Hedwig immediately placed Luke on my chest. We lay there skin to skin, my warmth mingling with his. Oxytocin flooded my brain and I fell in love. I couldn't imagine my boy being taken away to be kept warm under a heat lamp.
The placenta was still inside me; I began to nurse Luke, which helped stimulate its birth. The after-contractions were intense. Hedwig said that this is normal when a birth happens so quickly. She joked that it was actually Luke's twin, and for a second I believed her. She gave me a glass of water with a straw. "With each contraction, take a sip and the pain will diminish." To this day, I don't know if she gave me magic water or a magic straw. We couldn't just throw the placenta away—it had been Luke's first home. We kept it to bury later.
Hedwig and Herma cleaned me up with care. I felt complete love for Luke and Dirk and Hedwig and Herma. I wanted Chloe to join us, and Dirk went to get her. The four of us then lay together in our bed—a complete family. It was that simple.

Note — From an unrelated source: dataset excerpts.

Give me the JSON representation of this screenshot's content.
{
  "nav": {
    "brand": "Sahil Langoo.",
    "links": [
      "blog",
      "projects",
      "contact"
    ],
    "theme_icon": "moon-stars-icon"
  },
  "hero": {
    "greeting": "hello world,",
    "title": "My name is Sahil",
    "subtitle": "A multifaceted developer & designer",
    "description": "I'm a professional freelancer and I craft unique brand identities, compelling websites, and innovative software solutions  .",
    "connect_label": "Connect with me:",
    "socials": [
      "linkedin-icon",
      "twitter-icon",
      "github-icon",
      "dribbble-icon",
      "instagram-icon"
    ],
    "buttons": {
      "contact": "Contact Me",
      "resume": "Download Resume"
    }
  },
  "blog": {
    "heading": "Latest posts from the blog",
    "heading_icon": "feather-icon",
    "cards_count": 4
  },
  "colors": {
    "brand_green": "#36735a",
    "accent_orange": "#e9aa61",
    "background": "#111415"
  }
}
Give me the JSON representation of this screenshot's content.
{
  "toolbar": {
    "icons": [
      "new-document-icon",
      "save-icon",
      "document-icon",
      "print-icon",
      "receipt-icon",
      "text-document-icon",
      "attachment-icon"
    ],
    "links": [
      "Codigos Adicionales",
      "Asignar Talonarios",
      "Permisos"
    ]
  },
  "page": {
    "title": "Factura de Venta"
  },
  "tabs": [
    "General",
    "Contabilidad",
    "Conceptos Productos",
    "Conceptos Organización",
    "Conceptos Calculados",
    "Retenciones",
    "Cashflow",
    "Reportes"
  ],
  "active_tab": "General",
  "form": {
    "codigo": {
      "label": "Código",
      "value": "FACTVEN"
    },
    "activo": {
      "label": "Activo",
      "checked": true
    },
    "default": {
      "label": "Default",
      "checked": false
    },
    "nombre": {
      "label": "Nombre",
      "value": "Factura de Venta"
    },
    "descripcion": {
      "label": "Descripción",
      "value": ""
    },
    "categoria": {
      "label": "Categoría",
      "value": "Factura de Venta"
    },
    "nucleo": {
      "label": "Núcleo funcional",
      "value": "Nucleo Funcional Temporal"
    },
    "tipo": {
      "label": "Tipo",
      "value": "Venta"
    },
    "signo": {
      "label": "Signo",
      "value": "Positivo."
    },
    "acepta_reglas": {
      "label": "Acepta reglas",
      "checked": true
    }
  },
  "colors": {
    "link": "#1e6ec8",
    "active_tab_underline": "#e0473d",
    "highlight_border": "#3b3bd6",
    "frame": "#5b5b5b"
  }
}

Hedwig and Herma's quiet observation of everything helped me to trust myself. Even Hedwig's little trick with the water worked wonderfully. She read my body perfectly. I thanked Hedwig, and she thanked me for the pleasure of Luke's birth. She and Herma taught me that silence and observation are the keys to successful birthing. If only I could carry those qualities into the rest of motherhood.
I'll never forget the pealing of the bells from every church tower on that Easter morning. I was sure they were loud enough to drown out my moans as I pushed Luke into the world, but our neighbors in St. Martin's Hof later told me that the bells hadn't quite done the job.
Yes, they are medieval here. Like the bell towers of Utrecht, the midwife tradition in Holland is ancient and unbroken. On that Easter morning I joined the multitude of mothers who have given birth down through the centuries, listening to the same bells that welcomed Luke. They, like me, had caring and competent midwives.
Maura Kikstra is a full-time mom to Chloe and Luke. Sandra Gaffigan birthed Maura in a Washington, DC, hospital in 1971, and wishes that experience had been more like Luke's birth. Sandra, a freelance writer, lives with her husband, James, in Columbia, Maryland. She keeps in touch with her faraway daughters—Maura of Utrecht, Holland, and Alison of Santa Rosa, California—by writing about her grandchildren, Bronte, Nolan, Phoebe, Chloe, and Luke.